Final answer:
To determine the number of half-lives and the total time of decay, use the formula N = (log(Mt/M0)/log(1/2)), where N is the number of half-lives, Mt is the final amount, and M0 is the initial amount. Substituting the values, 4 half-lives will have passed before the substance decays to 8.3 grams, and the total time of decay is 8.18 minutes.
Step-by-step explanation:
To find the number of half-lives that have passed before the substance decays to 8.3 grams, we can use the formula N = (log(Mt/M0)/log(1/2)), where N is the number of half-lives, Mt is the final amount, and M0 is the initial amount.

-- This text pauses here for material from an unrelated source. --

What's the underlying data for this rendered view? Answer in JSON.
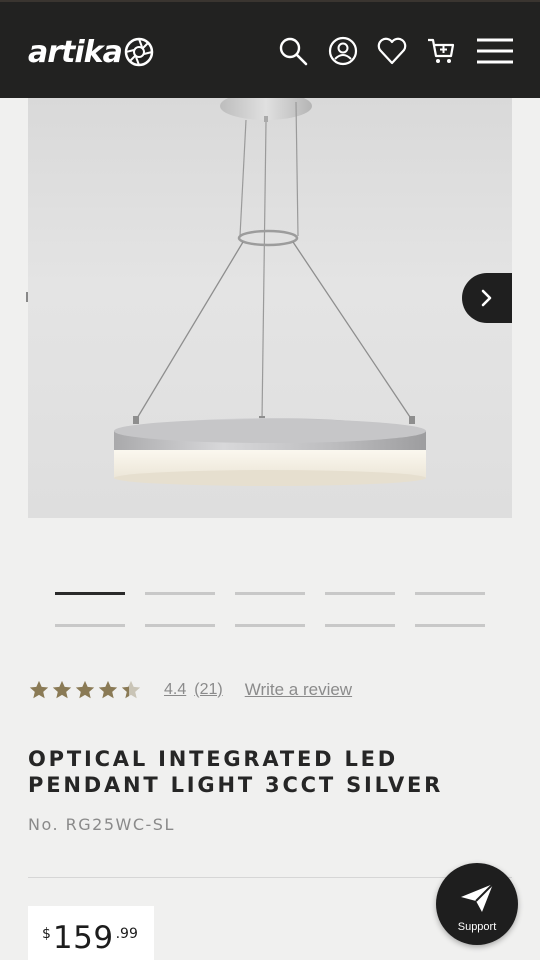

Substituting the given values, we get N = (log(8.3/132.8)/log(1/2)) = (log(0.0625)/log(1/2)) = (log(1/16)/log(1/2)). Using the change of base formula, log(1/16)/log(1/2) = (log(16)/log(2)) = 4. Therefore, 4 half-lives will have passed before the substance decays to 8.3 grams.
The total time of decay can be calculated by multiplying the half-life by the number of half-lives. In this case, the half-life is given as 2.045 minutes, and the number of half-lives is 4. So, the total time of decay is 2.045 minutes x 4 = 8.18 minutes.